Michael Wohlleben ist 1,84 Meter groß und 71 Kilogramm leicht. Den Dhaulagiri ging er mit 76 Kilogramm an und kehrte mit 68 zurück. Extrembergsteigen zehrt extrem aus. „Wenn du zehn Stunden am Stück immer ein, zwei Schritte machst, ist das ganz normal – die Muskulatur wird halt von der Höhe aufgefressen“, sagt er. „Du fühlst dich nonstop übersäuert. Aber du musst weitergehen, es hilft ja nix.“

Er gleicht dabei einem Marathonläufer auf den letzten fünf Kilometern – nur dass dieser Zustand bei ihm über mehrere Stunden hinweg anhält. Zur Vorbereitung auf Expeditionen joggt er deshalb auch mit bepacktem Rucksack. „Das ist extrem gut für den Kopf, weil es einfach wehtut – Extrembergsteigen tut extrem weh.“ Es ist ein Kampf gegen sich selbst, ein Kampf gegen die Einsamkeit und Stille der Bergwelt: „Es geht nur noch um das eigene Fortkommen, ums Überleben.“


Michael Wohlleben ist ein Grenzgänger. Oberhalb der Schneegrenze tastet er sich immer weiter an seine Schmerzgrenze heran. Er ist ein Abenteurer der Moderne. Als ein Reinhold Messner des 21. Jahrhunderts sieht er sich allerdings nicht.
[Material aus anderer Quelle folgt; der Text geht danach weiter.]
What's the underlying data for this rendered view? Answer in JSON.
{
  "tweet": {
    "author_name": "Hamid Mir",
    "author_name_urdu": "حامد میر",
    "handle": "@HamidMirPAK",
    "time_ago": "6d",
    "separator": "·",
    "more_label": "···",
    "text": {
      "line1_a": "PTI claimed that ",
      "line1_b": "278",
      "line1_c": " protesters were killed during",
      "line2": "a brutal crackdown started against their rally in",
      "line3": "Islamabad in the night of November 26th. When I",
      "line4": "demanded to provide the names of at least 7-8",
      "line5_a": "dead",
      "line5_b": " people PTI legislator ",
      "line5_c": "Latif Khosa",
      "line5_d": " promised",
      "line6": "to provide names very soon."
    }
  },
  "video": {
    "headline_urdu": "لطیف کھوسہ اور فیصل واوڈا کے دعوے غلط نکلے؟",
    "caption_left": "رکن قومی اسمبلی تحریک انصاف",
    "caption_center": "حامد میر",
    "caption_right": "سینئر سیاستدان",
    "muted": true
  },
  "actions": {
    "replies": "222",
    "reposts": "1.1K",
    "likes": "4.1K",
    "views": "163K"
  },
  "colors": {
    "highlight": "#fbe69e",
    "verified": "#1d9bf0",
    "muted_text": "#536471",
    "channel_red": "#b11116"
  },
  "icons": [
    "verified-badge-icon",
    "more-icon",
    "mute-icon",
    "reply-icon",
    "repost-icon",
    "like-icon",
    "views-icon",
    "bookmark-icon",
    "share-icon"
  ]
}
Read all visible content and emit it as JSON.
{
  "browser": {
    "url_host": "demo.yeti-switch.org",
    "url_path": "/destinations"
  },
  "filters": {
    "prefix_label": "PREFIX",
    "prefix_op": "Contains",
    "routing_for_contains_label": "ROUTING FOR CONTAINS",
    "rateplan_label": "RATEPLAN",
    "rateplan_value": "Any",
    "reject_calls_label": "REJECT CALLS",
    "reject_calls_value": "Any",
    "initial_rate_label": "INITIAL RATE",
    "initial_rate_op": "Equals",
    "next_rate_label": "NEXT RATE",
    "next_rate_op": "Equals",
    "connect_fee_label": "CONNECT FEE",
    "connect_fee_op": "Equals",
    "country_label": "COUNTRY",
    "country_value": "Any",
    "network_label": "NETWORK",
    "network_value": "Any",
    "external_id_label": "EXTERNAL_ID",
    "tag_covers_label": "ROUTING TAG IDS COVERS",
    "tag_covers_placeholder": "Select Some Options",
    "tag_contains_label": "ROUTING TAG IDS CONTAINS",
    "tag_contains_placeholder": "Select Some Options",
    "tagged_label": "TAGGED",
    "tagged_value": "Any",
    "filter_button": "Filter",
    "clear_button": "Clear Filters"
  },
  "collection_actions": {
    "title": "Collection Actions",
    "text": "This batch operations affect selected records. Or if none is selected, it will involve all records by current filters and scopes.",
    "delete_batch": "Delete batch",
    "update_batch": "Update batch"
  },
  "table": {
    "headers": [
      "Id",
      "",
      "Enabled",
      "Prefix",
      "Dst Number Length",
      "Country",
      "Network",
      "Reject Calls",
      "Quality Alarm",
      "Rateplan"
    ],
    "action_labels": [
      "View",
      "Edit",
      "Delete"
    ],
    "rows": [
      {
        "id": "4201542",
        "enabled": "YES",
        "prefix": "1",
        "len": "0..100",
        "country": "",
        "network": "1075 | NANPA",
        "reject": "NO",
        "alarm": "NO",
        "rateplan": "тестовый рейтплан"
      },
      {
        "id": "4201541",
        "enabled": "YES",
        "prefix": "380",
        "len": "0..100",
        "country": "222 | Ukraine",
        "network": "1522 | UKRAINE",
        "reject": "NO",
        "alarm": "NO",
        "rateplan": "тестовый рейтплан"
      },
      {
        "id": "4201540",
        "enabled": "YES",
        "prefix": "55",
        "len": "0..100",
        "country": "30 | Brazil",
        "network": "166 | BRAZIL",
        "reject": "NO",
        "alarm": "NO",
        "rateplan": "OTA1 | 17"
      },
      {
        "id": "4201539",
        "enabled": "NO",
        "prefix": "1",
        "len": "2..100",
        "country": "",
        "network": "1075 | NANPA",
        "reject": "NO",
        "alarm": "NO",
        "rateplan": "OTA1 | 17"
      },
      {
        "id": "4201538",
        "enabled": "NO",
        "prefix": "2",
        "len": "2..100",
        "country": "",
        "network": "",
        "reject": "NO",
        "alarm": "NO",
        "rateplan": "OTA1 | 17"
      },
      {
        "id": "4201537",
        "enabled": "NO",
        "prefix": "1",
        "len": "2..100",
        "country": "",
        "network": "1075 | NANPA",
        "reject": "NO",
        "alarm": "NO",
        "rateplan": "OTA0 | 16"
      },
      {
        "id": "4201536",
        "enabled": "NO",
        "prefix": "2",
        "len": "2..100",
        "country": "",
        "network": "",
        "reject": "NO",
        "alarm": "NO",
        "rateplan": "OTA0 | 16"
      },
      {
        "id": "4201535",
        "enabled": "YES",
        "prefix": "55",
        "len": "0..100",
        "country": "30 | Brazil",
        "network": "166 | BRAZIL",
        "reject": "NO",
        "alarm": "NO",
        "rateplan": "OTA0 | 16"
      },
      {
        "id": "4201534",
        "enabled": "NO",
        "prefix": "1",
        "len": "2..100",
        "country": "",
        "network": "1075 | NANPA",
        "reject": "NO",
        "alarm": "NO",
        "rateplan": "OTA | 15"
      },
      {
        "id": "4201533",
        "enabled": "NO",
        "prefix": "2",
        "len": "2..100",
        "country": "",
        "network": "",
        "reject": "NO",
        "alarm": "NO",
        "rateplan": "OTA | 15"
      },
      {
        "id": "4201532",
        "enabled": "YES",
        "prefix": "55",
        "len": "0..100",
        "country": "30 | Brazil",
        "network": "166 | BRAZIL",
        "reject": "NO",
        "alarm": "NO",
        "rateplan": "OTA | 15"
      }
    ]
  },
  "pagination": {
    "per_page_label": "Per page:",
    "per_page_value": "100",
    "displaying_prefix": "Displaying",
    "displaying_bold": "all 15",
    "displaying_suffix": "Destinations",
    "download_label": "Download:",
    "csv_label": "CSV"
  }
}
Es ist überhaupt nicht sein Ziel, alle 14 Achttausender der Welt zu besteigen. „Normalbegehungen auf 8000 Meter interessieren mich nicht. Ich bin viel mehr auf schwieriges Gelände ab 7000 Meter fixiert.“

Das hohe Menschenaufkommen im Himalaja nervt ihn. Die gängigen Routen, etwa am Mount Everest, sind ihm viel zu überlaufen. Männer wie er, die es ohne bezahlte Hilfe auf den Gipfel schaffen, sind auch nicht so willkommen. „Das Problem ist, dass es da zu viele Touristen gibt und zu viele Sherpas. Wo zu viele Menschen sind, sind immer auch Idioten dabei, und es häufen sich die Probleme“, sagt Michael Wohlleben. Die Stimmung ist schlecht, es wird gepöbelt – etwa im Streit um Zeltplätze. „Wenn du in ein Fußballstadion, in das 50 000 reingehen, 100 000 reinlässt, gibt es auch Terror, und der Umgang miteinander wird blöd.“

Im April 2011 hat er die Ausbildung als staatlich geprüfter Berg- und Skiführer abgeschlossen. Seine Touren sind eine Geldquelle. Dazu kommen Einnahmen von Sponsoren und Vorträge über seine Expeditionen, gespickt mit spektakulären Bildern. Michael Wohlleben ist immer bereit für die nächste Tour, im Kofferraum seines VW Golf liegen Schlafsack, Helm, Bergstiefel, Steigeisen, Pickel, Seile und Karabiner. Neulich erst hat er als Führer ein Pärchen auf den Montblanc geleitet. Mehr als ein Dutzend Male war er schon am höchsten Punkt Europas, eine Herausforderung ist das für einen wie ihn keine mehr. Es ist fast, wie in Stuttgart die Königstraße hochzugehen. Vom Gefühl wie auf dem Mond ist er da weit entfernt.